Wow! 2 posts in one day. New record for me but I wanted to talk about the oncologist visit. I know a few other blogs I follow like to nickname their docs. I usually don't nickname anyone, but this guy deserves it. I was a little nervous going to the appointment as I wasn't sure what to expect. Dr. R. walks in and all I can think is he is the poster child for Metrosexual Guy. I was thinking I should then call him Dr. Metrosexual - but that's too long, he really should be Dr. Metro. hahaha. Anyways, nice human being. Young, handsome, nice suit, warm hands, light touch. Warm and caring but shoots straight from the hip. I really liked his approach. My main goal was to have a planned follow-up where someone actually knew what they were doing. So we have "plans". Unfortunately none of them include visiting him again unless this ugly "beast" comes back. Not that I'm overly sad. I can see nice looking men anywhere - the beach is one of the places. So this is the 5 year plan:
  • GP and lymph node checks every 6 months x 2 years then yearly x 3 years. 
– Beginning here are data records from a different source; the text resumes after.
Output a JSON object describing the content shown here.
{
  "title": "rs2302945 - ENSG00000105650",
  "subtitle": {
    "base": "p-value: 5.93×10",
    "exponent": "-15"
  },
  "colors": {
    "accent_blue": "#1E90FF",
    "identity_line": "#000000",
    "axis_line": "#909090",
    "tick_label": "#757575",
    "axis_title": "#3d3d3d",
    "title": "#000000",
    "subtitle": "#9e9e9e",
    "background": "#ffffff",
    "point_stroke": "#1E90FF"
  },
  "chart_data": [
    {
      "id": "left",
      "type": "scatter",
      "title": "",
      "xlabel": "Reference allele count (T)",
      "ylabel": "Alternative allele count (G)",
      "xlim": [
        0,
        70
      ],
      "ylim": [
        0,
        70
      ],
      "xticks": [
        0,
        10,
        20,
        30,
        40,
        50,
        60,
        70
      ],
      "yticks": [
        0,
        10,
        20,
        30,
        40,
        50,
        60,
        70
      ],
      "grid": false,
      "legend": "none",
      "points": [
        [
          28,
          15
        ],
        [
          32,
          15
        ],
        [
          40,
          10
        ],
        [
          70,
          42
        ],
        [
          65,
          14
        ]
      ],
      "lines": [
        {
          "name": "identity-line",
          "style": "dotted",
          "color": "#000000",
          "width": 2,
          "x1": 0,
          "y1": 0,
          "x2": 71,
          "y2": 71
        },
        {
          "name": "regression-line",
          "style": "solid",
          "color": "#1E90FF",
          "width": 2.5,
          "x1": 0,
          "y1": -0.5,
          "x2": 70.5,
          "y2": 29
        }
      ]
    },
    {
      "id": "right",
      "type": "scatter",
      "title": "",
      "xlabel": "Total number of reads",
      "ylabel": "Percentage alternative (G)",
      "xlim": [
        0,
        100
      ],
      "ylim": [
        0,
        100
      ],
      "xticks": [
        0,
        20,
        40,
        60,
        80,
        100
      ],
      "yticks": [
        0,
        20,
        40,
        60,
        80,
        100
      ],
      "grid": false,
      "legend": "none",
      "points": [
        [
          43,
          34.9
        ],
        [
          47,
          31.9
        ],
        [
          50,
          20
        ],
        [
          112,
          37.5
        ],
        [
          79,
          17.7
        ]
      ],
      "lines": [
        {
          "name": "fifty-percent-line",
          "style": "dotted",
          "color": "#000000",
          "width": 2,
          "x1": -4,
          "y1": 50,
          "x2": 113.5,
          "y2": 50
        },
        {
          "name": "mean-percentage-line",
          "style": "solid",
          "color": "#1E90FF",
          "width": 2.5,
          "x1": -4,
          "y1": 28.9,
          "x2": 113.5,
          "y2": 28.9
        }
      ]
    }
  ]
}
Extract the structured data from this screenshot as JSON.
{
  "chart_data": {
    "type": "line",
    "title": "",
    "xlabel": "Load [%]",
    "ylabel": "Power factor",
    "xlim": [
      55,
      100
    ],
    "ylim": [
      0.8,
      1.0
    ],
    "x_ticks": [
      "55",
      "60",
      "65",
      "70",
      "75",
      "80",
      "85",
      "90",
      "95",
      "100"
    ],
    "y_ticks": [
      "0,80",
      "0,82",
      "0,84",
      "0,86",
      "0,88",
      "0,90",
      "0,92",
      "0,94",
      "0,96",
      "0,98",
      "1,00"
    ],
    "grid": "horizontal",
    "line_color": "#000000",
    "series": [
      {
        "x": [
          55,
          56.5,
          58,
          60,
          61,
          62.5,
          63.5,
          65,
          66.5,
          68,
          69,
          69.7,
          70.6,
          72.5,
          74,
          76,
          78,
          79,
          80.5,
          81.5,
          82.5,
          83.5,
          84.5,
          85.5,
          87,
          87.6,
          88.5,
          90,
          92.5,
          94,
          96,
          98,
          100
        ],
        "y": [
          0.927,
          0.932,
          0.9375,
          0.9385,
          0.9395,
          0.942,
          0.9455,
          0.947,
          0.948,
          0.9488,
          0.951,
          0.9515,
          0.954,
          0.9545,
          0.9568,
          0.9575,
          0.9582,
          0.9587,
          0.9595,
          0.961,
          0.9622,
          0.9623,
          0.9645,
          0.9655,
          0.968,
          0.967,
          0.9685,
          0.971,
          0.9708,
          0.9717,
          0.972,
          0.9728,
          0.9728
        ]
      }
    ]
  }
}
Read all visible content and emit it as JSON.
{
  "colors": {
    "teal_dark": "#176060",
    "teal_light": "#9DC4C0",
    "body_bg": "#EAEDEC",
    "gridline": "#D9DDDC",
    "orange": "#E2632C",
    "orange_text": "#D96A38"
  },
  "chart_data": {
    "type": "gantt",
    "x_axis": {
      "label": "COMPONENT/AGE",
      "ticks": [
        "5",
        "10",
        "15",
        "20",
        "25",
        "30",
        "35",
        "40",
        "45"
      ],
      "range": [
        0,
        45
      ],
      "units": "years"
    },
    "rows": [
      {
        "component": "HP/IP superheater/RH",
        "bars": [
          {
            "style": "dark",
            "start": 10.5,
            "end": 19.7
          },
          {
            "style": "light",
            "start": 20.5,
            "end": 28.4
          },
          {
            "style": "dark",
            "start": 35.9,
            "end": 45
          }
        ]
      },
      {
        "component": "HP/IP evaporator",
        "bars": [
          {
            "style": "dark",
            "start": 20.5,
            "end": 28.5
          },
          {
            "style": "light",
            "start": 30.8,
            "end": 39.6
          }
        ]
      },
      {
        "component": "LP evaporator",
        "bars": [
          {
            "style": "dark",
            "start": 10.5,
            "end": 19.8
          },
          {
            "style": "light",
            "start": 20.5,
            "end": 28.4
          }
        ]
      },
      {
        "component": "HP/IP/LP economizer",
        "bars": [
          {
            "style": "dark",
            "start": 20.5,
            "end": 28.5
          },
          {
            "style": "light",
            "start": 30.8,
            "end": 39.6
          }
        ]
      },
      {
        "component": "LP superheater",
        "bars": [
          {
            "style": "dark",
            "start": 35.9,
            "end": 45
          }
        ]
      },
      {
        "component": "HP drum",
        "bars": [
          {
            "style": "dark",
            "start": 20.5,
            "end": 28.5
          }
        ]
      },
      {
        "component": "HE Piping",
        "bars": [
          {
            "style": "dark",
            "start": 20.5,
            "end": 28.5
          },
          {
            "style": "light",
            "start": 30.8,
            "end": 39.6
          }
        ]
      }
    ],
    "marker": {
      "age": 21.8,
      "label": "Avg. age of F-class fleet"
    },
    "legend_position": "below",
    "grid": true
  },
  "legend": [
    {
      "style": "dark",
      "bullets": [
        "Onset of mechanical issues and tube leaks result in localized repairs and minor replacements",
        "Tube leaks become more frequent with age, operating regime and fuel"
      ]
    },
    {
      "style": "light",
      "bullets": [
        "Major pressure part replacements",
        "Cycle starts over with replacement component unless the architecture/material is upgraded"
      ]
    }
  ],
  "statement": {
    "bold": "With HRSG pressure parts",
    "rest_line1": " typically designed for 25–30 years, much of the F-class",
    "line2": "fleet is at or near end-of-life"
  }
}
  • Chest x-ray and blood work yearly x 5 years
  • Dermatologist visit yearly x 5 years - but likely for life
  • Go to doc anytime you have a change in moles or new ugly things, fatigue, loss of appetite, loss of weight, generally feeling unwell - now I was just about to say, I have all of these things all the time (except I'll take the weight loss), but he said it has to be a change from how I usually feel - OK then
Here in Canada, they are way more conservative with their testing. They don't believe in extra radiation exposure for Stage I and II Melanoma. The stats just don't support it and apparently the outcomes aren't any different and there are lots of false positives. So no CT, MRI, or PET scan - unless I choose to pay for it myself. I know my family doc would order some of that stuff if I pushed, but at some point I have to trust. He reworked my staging and said I was Stage Ib - which I was surprised as I was told I was Stage IIa. So I have to do a little more research. Although the stats are way better at Stage Ib. I like the 90% 5 year survival and 85% 10 year with a <10% recurrence. But who am I kidding, I truly think I'm a Stage IIa. I always have to look at worse case scenario to get through the tough spots. I know a lot of people are saying "Stage II - you should be thrilled, doing the happy dance and be half way to the moon". I am, I am, I am. But I also have been listening to your stories about starting off at Stage II........and, well, you know where you are at. But am trying to stay positive and keep the faith - and doing my happy dance.
Cheers all.


  1. I am doing a happy dance with you Carolyn <3.. Great news!! Great post!!

  2. Glad your doc has a plan. After I finished biochemo, my doc told me there's really no protocol for how to follow people like you. So they've made it up along the way. My wife once claimed that when I showed up for a follow-up checkup, they went in the back room and spun their diagnostic "wheel of fortune" to decide what to do next. Best wishes.